If you use Gmail you may have noticed a new feature called “Buzz”, which is Google’s attempt to create something like Facebook.

Email and Facebook-type social networking services are different in function and in their users’ privacy expectations. Google erred by 1) assuming that users of email, the less intrusive service, would want to be signed up by default for the more intrusive social networking service, and 2) configuring the privacy settings of the social networking service in a way that can casually expose a user’s private information before the user has a chance, or even knows, to change the relevant settings.

Here is an example of the kinds of problems Google’s new scheme caused.

Here are instructions for restoring the (relative) privacy of your Google account.

Google will probably correct its blunder soon if it hasn’t already. But it’s interesting that they blundered in this way in the first place. They showed a Microsoftian level of cluelessness about privacy and security. It’s as if the Google offices were a monoculture of young computer geeks for whom clever new features are first and foremost cool toys with business upside and no downside, rather than complex systems that sometimes interact in unexpected ways and may have the potential to harm people who have something to lose. Oh, wait…
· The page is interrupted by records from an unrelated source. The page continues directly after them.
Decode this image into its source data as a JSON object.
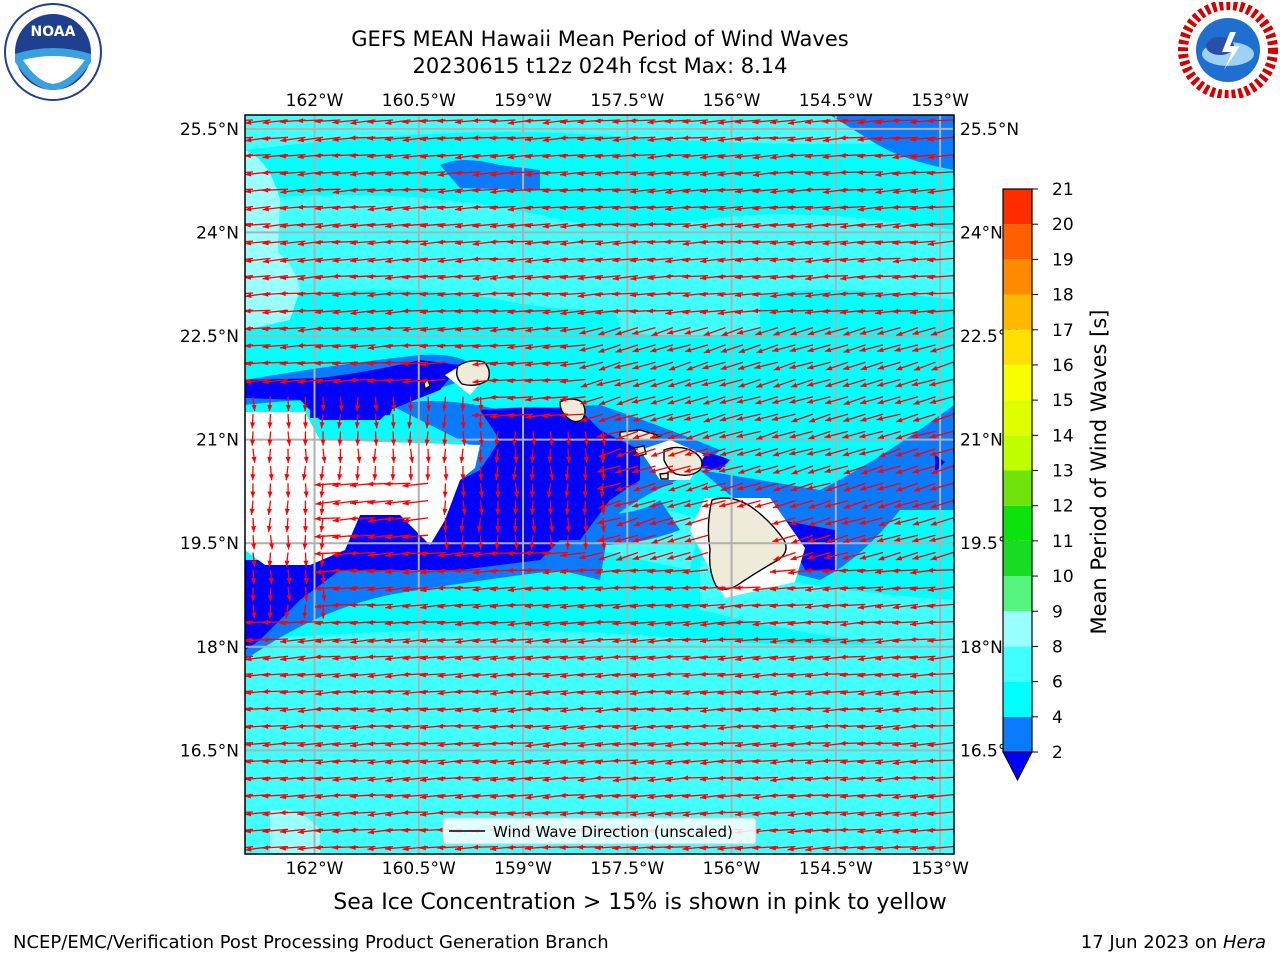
{
  "header": {
    "title_line1": "GEFS MEAN Hawaii Mean Period of Wind Waves",
    "title_line2": "20230615 t12z 024h fcst   Max: 8.14"
  },
  "logos": {
    "left": {
      "name": "noaa-logo",
      "text": "NOAA",
      "ring_text": "NATIONAL OCEANIC AND ATMOSPHERIC ADMINISTRATION · U.S. DEPARTMENT OF COMMERCE"
    },
    "right": {
      "name": "nws-logo",
      "ring_text": "NATIONAL WEATHER SERVICE"
    }
  },
  "map": {
    "lon_ticks": [
      "162°W",
      "160.5°W",
      "159°W",
      "157.5°W",
      "156°W",
      "154.5°W",
      "153°W"
    ],
    "lon_values": [
      -162,
      -160.5,
      -159,
      -157.5,
      -156,
      -154.5,
      -153
    ],
    "lat_ticks": [
      "25.5°N",
      "24°N",
      "22.5°N",
      "21°N",
      "19.5°N",
      "18°N",
      "16.5°N"
    ],
    "lat_values": [
      25.5,
      24,
      22.5,
      21,
      19.5,
      18,
      16.5
    ],
    "lon_range": [
      -163,
      -152.8
    ],
    "lat_range": [
      15,
      25.7
    ],
    "legend_label": "Wind Wave Direction (unscaled)",
    "arrow_color": "#ff0000",
    "grid": true
  },
  "colorbar": {
    "label": "Mean Period of Wind Waves [s]",
    "ticks": [
      "2",
      "4",
      "6",
      "8",
      "9",
      "10",
      "11",
      "12",
      "13",
      "14",
      "15",
      "16",
      "17",
      "18",
      "19",
      "20",
      "21"
    ],
    "levels": [
      2,
      4,
      6,
      8,
      9,
      10,
      11,
      12,
      13,
      14,
      15,
      16,
      17,
      18,
      19,
      20,
      21
    ],
    "colors": [
      "#0a7aff",
      "#00ffff",
      "#40ffff",
      "#99ffff",
      "#55f57f",
      "#18db24",
      "#0ce30c",
      "#6ee30c",
      "#bfff00",
      "#dfff00",
      "#f5ff00",
      "#ffe000",
      "#ffb800",
      "#ff8a00",
      "#ff5f00",
      "#ff2c00",
      "#ff0000"
    ],
    "under_color": "#0000ff"
  },
  "footer": {
    "sea_ice_note": "Sea Ice Concentration > 15% is shown in pink to yellow",
    "left_credit": "NCEP/EMC/Verification Post Processing Product Generation Branch",
    "right_credit_date": "17 Jun 2023 on ",
    "right_credit_host": "Hera"
  }
}
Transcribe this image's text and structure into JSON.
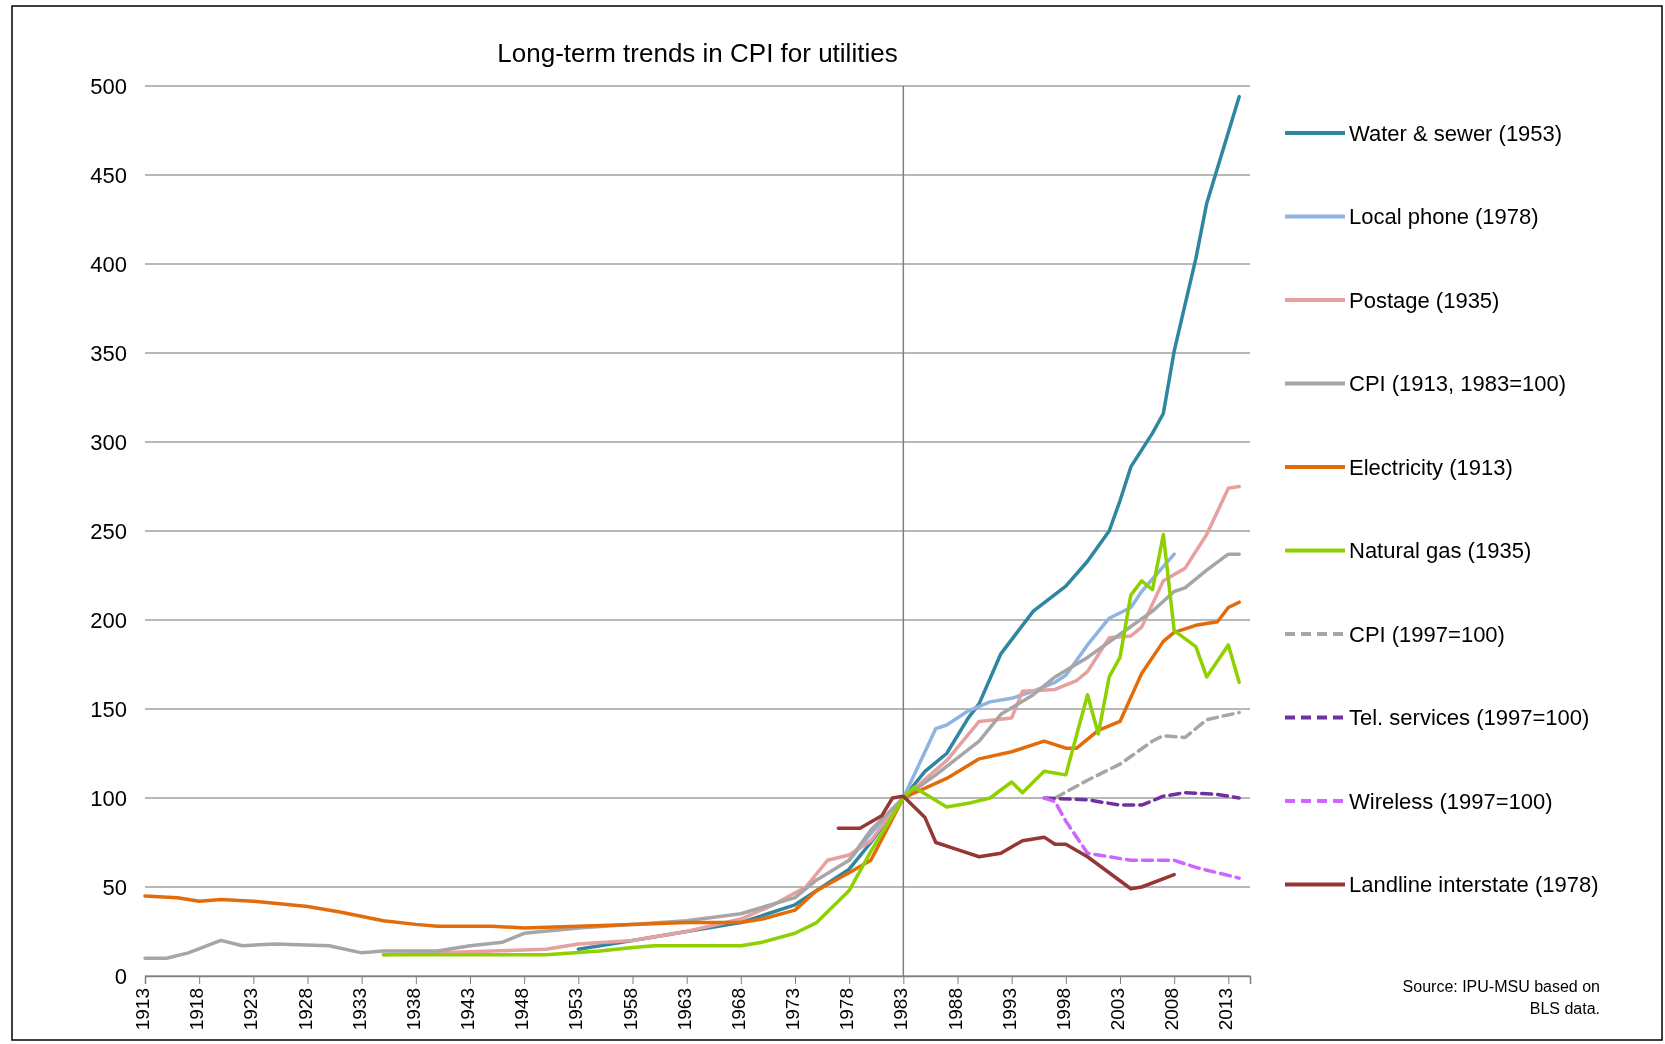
{
  "chart_data": {
    "type": "line",
    "title": "Long-term trends in CPI for utilities",
    "xlim": [
      1913,
      2015
    ],
    "xticks": [
      1913,
      1918,
      1923,
      1928,
      1933,
      1938,
      1943,
      1948,
      1953,
      1958,
      1963,
      1968,
      1973,
      1978,
      1983,
      1988,
      1993,
      1998,
      2003,
      2008,
      2013
    ],
    "ylim": [
      0,
      500
    ],
    "yticks": [
      0,
      50,
      100,
      150,
      200,
      250,
      300,
      350,
      400,
      450,
      500
    ],
    "grid": "y",
    "legend": "right",
    "line_style": "solid",
    "marker": "none",
    "ref_lines": [
      {
        "axis": "x",
        "value": 1983,
        "label": null,
        "color": "#808080"
      }
    ],
    "annotations": [
      "Source: IPU-MSU  based on BLS data."
    ],
    "series": [
      {
        "name": "Water & sewer (1953)",
        "color": "#2e86a0",
        "x": [
          1953,
          1958,
          1968,
          1973,
          1978,
          1980,
          1983,
          1985,
          1987,
          1989,
          1990,
          1992,
          1995,
          1998,
          2000,
          2002,
          2003,
          2004,
          2006,
          2007,
          2008,
          2010,
          2011,
          2014
        ],
        "values": [
          15,
          20,
          30,
          40,
          60,
          75,
          100,
          115,
          125,
          145,
          153,
          181,
          205,
          219,
          233,
          250,
          267,
          286,
          305,
          316,
          351,
          403,
          434,
          494
        ]
      },
      {
        "name": "Local phone (1978)",
        "color": "#8fb4e3",
        "x": [
          1978,
          1980,
          1983,
          1986,
          1987,
          1989,
          1991,
          1993,
          1995,
          1997,
          1998,
          2000,
          2002,
          2004,
          2005,
          2008
        ],
        "values": [
          65,
          80,
          100,
          139,
          141,
          149,
          154,
          156,
          160,
          165,
          169,
          186,
          201,
          207,
          216,
          237
        ]
      },
      {
        "name": "Postage (1935)",
        "color": "#e6a0a0",
        "x": [
          1935,
          1945,
          1950,
          1953,
          1958,
          1963,
          1968,
          1971,
          1974,
          1976,
          1978,
          1980,
          1983,
          1987,
          1990,
          1993,
          1994,
          1997,
          1999,
          2000,
          2002,
          2004,
          2005,
          2007,
          2009,
          2011,
          2013,
          2014
        ],
        "values": [
          12,
          14,
          15,
          18,
          20,
          25,
          32,
          40,
          50,
          65,
          68,
          76,
          100,
          121,
          143,
          145,
          160,
          161,
          166,
          171,
          190,
          191,
          196,
          222,
          229,
          248,
          274,
          275
        ]
      },
      {
        "name": "CPI (1913, 1983=100)",
        "color": "#a6a6a6",
        "x": [
          1913,
          1915,
          1917,
          1920,
          1922,
          1925,
          1930,
          1933,
          1935,
          1940,
          1943,
          1946,
          1948,
          1953,
          1963,
          1968,
          1973,
          1975,
          1978,
          1980,
          1983,
          1986,
          1990,
          1992,
          1995,
          1997,
          2000,
          2003,
          2006,
          2008,
          2009,
          2011,
          2013,
          2014
        ],
        "values": [
          10,
          10,
          13,
          20,
          17,
          18,
          17,
          13,
          14,
          14,
          17,
          19,
          24,
          27,
          31,
          35,
          44,
          54,
          65,
          82,
          100,
          113,
          132,
          147,
          158,
          168,
          179,
          192,
          205,
          216,
          218,
          228,
          237,
          237
        ]
      },
      {
        "name": "Electricity (1913)",
        "color": "#e36c0a",
        "x": [
          1913,
          1916,
          1918,
          1920,
          1923,
          1928,
          1931,
          1935,
          1938,
          1940,
          1945,
          1948,
          1953,
          1958,
          1963,
          1968,
          1970,
          1973,
          1975,
          1978,
          1980,
          1983,
          1987,
          1990,
          1993,
          1996,
          1998,
          1999,
          2001,
          2003,
          2005,
          2007,
          2008,
          2010,
          2012,
          2013,
          2014
        ],
        "values": [
          45,
          44,
          42,
          43,
          42,
          39,
          36,
          31,
          29,
          28,
          28,
          27,
          28,
          29,
          30,
          30,
          32,
          37,
          48,
          58,
          65,
          100,
          111,
          122,
          126,
          132,
          128,
          128,
          138,
          143,
          170,
          188,
          193,
          197,
          199,
          207,
          210
        ]
      },
      {
        "name": "Natural gas (1935)",
        "color": "#8fd000",
        "x": [
          1935,
          1950,
          1955,
          1958,
          1960,
          1968,
          1970,
          1973,
          1975,
          1977,
          1978,
          1980,
          1983,
          1984,
          1987,
          1989,
          1991,
          1993,
          1994,
          1996,
          1998,
          2000,
          2001,
          2002,
          2003,
          2004,
          2005,
          2006,
          2007,
          2008,
          2010,
          2011,
          2013,
          2014
        ],
        "values": [
          12,
          12,
          14,
          16,
          17,
          17,
          19,
          24,
          30,
          42,
          48,
          70,
          100,
          106,
          95,
          97,
          100,
          109,
          103,
          115,
          113,
          158,
          136,
          168,
          179,
          214,
          222,
          217,
          248,
          194,
          185,
          168,
          186,
          165
        ]
      },
      {
        "name": "CPI (1997=100)",
        "color": "#a6a6a6",
        "line_style": "dashed",
        "x": [
          1997,
          2000,
          2003,
          2006,
          2007,
          2009,
          2011,
          2014
        ],
        "values": [
          100,
          110,
          119,
          132,
          135,
          134,
          144,
          148
        ]
      },
      {
        "name": "Tel. services (1997=100)",
        "color": "#7030a0",
        "line_style": "dashed",
        "x": [
          1996,
          2000,
          2003,
          2005,
          2007,
          2009,
          2012,
          2014
        ],
        "values": [
          100,
          99,
          96,
          96,
          101,
          103,
          102,
          100
        ]
      },
      {
        "name": "Wireless (1997=100)",
        "color": "#cc66ff",
        "line_style": "dashed",
        "x": [
          1996,
          1997,
          1998,
          2000,
          2004,
          2008,
          2010,
          2014
        ],
        "values": [
          100,
          98,
          87,
          69,
          65,
          65,
          61,
          55
        ]
      },
      {
        "name": "Landline interstate (1978)",
        "color": "#953735",
        "x": [
          1977,
          1979,
          1981,
          1982,
          1983,
          1985,
          1986,
          1988,
          1990,
          1992,
          1994,
          1996,
          1997,
          1998,
          2000,
          2004,
          2005,
          2008
        ],
        "values": [
          83,
          83,
          90,
          100,
          101,
          89,
          75,
          71,
          67,
          69,
          76,
          78,
          74,
          74,
          67,
          49,
          50,
          57
        ]
      }
    ]
  }
}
Google’s “don’t be evil” motto, always a cynical joke, deserves at least as much ridicule as does the DHS terror-threat color code. People in China learned this some time ago.

Don’t be stupid. Don’t trust Google or other free Web-service providers with information that you can’t afford to make public.

UPDATE: An attorney offers scathing and insightful critique of Google here and here. The second linked post gives additional advice on deactivating your Buzz account, including a link to Google’s own instructions for doing this.